The Biomedical Investigation of Bioceramic Cordierite as Orthopedic Material

Abstract

This study focused on the production of bioactive pure cordierite ceramic and the evaluation of its bioactivity by immersing it in simulated bodily fluid (SBF) and coating it on CP-Ti utilizing the dip coating Procedure. Cordierite is created by chemical coprecipitation, which involves combining Cordierite gel with a water-based sol-gel composed of Alumina Al2O3, magnesium oxide MgO, and silicon oxide SiO2. They used a hydraulic press to form cordierite into a cylindrical shape with a pressure of 4 bar and a holding time of 30 minutes at this pressure. Firing presses reach temperatures of 1250 Co and have a holding time of 2 hours. A Field Emission Scanning Electron Microscope (FESEM) was used to examine the microstructure, which revealed a homogenous distribution of the compounds with negligible porosities.
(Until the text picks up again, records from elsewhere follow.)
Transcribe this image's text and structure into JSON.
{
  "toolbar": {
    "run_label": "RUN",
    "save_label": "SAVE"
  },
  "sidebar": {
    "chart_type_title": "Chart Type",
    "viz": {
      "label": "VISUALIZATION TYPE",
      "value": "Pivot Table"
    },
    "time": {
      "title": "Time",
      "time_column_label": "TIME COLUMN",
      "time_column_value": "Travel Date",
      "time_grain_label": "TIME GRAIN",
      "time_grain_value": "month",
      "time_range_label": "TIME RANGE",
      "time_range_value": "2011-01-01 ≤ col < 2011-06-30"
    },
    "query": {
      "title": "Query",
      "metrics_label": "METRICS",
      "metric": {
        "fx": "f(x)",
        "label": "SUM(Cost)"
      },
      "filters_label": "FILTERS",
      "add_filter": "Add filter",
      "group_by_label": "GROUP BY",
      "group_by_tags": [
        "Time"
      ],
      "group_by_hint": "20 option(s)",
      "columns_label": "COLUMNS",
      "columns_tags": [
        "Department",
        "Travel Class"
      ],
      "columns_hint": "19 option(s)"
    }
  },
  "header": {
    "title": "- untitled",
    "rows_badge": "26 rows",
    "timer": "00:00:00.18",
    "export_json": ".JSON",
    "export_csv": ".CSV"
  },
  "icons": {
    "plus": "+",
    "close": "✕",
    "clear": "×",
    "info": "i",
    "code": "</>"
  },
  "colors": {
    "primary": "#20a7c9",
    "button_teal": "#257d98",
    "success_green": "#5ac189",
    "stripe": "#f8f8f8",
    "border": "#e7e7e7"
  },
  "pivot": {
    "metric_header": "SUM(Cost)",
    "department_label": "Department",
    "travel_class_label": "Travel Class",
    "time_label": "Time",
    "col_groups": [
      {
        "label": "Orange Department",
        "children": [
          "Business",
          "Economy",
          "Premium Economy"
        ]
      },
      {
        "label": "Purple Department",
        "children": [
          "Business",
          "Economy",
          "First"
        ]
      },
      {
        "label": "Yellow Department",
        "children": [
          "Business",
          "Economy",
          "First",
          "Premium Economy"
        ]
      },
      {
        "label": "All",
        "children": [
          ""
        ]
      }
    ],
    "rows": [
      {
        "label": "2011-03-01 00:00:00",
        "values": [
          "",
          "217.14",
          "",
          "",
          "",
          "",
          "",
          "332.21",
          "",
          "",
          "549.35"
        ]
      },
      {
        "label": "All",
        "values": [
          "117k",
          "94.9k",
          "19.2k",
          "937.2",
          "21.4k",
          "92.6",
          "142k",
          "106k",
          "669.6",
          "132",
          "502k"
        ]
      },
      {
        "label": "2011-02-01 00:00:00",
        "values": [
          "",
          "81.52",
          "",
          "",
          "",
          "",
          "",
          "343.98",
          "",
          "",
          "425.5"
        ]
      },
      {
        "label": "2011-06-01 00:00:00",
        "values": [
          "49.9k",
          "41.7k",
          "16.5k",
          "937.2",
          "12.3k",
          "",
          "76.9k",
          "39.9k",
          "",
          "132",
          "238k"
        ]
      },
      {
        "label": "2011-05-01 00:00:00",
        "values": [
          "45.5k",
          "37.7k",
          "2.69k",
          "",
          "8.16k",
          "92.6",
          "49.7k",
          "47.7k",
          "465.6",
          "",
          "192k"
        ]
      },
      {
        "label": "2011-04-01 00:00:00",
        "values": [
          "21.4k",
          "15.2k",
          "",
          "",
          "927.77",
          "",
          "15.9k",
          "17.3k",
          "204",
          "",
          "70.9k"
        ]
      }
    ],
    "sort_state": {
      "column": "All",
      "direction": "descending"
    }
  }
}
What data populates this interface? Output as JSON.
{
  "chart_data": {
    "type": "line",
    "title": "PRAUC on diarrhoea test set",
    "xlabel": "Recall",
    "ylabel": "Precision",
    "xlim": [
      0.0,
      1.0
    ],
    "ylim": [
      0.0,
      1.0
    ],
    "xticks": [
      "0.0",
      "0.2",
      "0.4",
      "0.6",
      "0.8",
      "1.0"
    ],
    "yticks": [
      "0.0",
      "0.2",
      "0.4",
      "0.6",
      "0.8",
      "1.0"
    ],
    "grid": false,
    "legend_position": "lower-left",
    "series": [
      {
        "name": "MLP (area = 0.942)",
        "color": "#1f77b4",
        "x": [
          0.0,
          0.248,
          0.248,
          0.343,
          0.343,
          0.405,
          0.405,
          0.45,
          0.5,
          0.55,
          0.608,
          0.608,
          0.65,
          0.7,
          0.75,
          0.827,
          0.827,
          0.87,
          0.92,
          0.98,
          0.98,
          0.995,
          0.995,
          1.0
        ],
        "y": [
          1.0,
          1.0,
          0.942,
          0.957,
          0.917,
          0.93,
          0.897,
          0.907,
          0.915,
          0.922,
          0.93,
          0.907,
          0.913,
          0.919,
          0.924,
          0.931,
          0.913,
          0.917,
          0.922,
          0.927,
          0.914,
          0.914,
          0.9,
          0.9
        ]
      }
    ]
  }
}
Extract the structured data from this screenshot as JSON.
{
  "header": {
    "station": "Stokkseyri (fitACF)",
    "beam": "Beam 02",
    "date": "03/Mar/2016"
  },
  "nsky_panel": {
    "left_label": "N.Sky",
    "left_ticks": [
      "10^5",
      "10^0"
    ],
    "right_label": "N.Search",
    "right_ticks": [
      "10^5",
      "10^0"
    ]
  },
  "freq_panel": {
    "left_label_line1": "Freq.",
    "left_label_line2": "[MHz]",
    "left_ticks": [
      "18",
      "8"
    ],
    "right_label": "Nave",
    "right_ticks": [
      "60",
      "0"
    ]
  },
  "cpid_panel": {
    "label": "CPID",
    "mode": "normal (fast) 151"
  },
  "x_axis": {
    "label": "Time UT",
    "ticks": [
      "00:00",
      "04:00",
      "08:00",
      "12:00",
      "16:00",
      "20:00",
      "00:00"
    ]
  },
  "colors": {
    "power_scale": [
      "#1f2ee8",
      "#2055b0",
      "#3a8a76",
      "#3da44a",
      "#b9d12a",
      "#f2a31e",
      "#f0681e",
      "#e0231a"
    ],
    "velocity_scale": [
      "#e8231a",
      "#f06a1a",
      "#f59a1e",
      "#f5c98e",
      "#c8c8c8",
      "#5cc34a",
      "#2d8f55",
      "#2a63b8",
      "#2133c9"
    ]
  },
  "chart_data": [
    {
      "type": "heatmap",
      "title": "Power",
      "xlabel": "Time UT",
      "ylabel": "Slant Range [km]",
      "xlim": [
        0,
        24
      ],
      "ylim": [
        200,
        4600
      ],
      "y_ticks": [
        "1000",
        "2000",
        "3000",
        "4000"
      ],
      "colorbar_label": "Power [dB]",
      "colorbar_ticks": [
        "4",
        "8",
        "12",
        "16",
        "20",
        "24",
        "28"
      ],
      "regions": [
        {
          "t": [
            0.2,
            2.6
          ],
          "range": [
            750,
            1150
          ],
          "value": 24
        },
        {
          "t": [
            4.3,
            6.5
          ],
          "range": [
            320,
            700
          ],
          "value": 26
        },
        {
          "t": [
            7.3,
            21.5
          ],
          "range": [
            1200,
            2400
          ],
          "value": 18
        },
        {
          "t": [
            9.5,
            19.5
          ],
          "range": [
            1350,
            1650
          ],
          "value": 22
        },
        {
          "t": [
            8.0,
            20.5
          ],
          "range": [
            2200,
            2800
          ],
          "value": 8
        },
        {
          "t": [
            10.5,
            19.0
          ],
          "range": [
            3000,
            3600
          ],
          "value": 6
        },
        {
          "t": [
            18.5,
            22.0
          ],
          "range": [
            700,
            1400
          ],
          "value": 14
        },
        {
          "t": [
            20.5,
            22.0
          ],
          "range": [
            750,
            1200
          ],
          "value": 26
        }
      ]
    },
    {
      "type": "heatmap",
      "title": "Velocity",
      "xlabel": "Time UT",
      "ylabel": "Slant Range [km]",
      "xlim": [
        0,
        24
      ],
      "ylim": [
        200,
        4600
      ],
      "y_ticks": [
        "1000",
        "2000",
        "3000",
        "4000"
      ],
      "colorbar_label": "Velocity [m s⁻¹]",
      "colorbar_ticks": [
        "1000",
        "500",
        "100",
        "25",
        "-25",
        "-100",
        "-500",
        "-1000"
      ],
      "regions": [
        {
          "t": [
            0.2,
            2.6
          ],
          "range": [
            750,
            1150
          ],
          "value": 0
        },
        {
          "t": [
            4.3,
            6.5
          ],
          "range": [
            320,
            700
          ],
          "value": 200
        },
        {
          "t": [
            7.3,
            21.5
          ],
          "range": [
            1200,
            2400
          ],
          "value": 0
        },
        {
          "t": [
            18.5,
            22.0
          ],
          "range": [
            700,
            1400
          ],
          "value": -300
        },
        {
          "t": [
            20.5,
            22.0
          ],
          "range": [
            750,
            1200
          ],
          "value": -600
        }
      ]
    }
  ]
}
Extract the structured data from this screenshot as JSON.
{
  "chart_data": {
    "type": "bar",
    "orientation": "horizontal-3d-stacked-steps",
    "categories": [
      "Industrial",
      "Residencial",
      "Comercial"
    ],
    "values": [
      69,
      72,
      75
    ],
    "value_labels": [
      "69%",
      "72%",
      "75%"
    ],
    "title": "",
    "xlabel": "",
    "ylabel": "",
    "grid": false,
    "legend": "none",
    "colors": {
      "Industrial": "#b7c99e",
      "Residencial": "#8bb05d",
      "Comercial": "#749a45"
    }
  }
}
The phase transitions that cur during the sintering Process is studied using X-ray diffraction (XRD). The structural investigation of specimens revealed the formation of the cordierite phase at 1250 Co, as well as the development of cristobalite, spinel, protoestatite, and corundum with cordierite phase. The dip coating Procedure was utilized to cover commercial pure titanium (CP-Ti) samples with cordierite powder. CP and Tafel exploration tests show that coated CP-Ti has superior passivation than uncoated Substrate. By comparing the findings of uncoated and coated CP-Ti, this paper concludes that the cordierite system acts as a good passivation layer.